Um einen verhinderten Schöpfer geht es auch in Jan Peter Bremers neuem Roman »Feuersalamander«. Im Gegensatz zu vielen anderen hat der 34jährige Autor bereits vier Bücher veröffentlicht und für seinen Roman »Der Fürst spricht« 1996 den Ingeborg-Bachmann-Preis erhalten. Seine Bücher bekamen das Etikett »Bonsai-Romane« verpasst, und tatsächlich hat Bremer mit seinem neuen, 112 Seiten starken Roman sein bisher umfangreichstes Werk vorgelegt.

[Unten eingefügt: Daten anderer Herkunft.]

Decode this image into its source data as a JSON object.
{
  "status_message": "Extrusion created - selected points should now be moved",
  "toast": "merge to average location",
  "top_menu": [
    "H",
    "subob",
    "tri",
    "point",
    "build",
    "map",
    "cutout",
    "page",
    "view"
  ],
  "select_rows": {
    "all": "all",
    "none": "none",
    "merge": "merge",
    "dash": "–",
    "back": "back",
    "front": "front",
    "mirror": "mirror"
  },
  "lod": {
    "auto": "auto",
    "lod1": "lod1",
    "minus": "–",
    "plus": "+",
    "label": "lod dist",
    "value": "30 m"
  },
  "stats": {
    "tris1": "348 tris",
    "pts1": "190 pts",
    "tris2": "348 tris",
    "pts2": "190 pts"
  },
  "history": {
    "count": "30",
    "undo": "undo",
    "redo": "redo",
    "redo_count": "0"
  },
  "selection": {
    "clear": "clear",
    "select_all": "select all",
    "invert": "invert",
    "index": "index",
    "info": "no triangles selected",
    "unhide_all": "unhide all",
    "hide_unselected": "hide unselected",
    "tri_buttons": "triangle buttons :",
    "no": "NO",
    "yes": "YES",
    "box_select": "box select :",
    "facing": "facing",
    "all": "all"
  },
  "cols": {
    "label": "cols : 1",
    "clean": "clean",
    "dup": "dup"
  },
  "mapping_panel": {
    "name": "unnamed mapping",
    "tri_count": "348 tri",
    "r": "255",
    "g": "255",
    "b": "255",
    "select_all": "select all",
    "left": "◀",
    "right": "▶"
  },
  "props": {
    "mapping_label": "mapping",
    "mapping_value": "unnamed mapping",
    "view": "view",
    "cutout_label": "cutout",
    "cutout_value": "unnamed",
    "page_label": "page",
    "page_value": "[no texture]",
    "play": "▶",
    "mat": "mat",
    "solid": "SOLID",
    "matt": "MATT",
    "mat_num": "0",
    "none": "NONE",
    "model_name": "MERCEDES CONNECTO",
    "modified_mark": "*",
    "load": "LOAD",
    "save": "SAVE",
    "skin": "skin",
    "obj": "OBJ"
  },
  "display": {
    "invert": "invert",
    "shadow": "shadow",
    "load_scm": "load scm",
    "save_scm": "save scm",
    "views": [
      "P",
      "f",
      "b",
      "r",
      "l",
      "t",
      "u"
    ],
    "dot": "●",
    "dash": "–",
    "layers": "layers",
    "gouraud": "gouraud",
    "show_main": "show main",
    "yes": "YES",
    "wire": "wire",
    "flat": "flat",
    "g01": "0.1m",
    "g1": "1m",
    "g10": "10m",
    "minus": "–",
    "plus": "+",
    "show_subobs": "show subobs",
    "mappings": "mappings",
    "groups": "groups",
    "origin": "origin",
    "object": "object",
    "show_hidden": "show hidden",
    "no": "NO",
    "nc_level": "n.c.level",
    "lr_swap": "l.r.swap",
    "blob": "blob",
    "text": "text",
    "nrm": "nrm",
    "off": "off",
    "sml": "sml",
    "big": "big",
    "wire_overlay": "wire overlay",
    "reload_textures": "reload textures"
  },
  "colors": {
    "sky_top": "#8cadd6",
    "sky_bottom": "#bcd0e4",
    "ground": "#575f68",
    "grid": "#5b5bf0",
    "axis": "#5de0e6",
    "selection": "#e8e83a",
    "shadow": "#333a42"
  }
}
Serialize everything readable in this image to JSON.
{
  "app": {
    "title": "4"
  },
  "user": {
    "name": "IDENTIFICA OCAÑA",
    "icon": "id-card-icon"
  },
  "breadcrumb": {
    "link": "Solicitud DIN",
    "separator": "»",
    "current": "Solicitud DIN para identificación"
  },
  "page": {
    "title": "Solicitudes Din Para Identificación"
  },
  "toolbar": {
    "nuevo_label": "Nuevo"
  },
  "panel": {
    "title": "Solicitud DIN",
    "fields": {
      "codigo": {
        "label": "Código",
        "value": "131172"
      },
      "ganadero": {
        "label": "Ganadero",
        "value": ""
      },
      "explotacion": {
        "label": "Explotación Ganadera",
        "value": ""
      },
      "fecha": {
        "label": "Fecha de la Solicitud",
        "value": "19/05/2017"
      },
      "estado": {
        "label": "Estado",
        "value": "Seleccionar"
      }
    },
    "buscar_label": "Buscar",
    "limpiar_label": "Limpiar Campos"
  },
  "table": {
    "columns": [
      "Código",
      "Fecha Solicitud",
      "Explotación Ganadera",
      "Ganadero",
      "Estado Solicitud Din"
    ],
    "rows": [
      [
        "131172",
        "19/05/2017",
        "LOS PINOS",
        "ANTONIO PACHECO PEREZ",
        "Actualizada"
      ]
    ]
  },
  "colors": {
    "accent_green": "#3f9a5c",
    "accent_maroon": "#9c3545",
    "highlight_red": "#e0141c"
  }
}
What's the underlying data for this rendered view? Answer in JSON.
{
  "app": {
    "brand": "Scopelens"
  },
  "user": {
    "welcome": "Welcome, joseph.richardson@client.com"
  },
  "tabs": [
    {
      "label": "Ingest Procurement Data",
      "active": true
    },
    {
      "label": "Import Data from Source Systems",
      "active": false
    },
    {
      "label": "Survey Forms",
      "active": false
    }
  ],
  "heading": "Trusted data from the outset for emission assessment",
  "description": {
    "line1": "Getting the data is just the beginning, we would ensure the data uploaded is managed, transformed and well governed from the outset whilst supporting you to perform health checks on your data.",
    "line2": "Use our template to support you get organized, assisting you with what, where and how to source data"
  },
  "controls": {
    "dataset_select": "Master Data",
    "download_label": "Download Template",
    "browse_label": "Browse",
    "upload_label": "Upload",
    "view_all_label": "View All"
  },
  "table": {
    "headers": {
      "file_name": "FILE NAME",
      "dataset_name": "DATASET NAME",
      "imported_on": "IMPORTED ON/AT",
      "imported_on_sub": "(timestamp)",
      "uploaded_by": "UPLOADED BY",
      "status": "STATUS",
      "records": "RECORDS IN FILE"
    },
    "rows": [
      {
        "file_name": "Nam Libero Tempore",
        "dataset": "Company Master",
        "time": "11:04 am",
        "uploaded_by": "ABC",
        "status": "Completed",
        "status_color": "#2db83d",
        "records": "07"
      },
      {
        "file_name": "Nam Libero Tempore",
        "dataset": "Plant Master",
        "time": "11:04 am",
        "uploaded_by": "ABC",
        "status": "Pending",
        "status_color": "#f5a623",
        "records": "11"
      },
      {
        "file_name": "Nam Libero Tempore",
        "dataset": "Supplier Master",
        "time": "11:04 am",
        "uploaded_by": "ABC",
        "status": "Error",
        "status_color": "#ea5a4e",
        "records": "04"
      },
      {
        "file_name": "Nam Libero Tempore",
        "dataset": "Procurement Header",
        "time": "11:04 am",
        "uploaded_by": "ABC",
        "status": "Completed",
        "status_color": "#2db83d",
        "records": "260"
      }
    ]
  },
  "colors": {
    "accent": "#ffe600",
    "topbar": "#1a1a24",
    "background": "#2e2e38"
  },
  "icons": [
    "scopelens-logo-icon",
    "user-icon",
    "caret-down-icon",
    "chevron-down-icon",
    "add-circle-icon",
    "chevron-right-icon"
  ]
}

Ein Schriftsteller sucht Ruhe und Abgeschiedenheit und landet in einem abgelegenen Städtchen in den Bergen. Dem Lärm der Großstadt und der Familie entkommen, glaubt er, endlich einen paradiesischen Ort gefunden zu haben, an dem er ungestört schreiben kann. Er muss nur noch ein ruhiges Zimmer nehmen und eine tragische Figur erfinden: »Ich hatte nur eine Idee, ein Mensch«, so beginnt »Feuersalamander«.

Die Erschaffung des Menschen ist ein Topos, der sich sowohl in der Mythologie der archaischen als auch der christlichen Kultur findet und bei Bremer in den Schöpfungs- und Erlöserphantasien des Ich-Erzählers zum Ausdruck kommt. Der Schriftsteller empfindet sich selbst als »a second maker«, wie es der britische Philosoph Anthony Shaftesbury Anfang des 17. Jahrhunderts formulierte.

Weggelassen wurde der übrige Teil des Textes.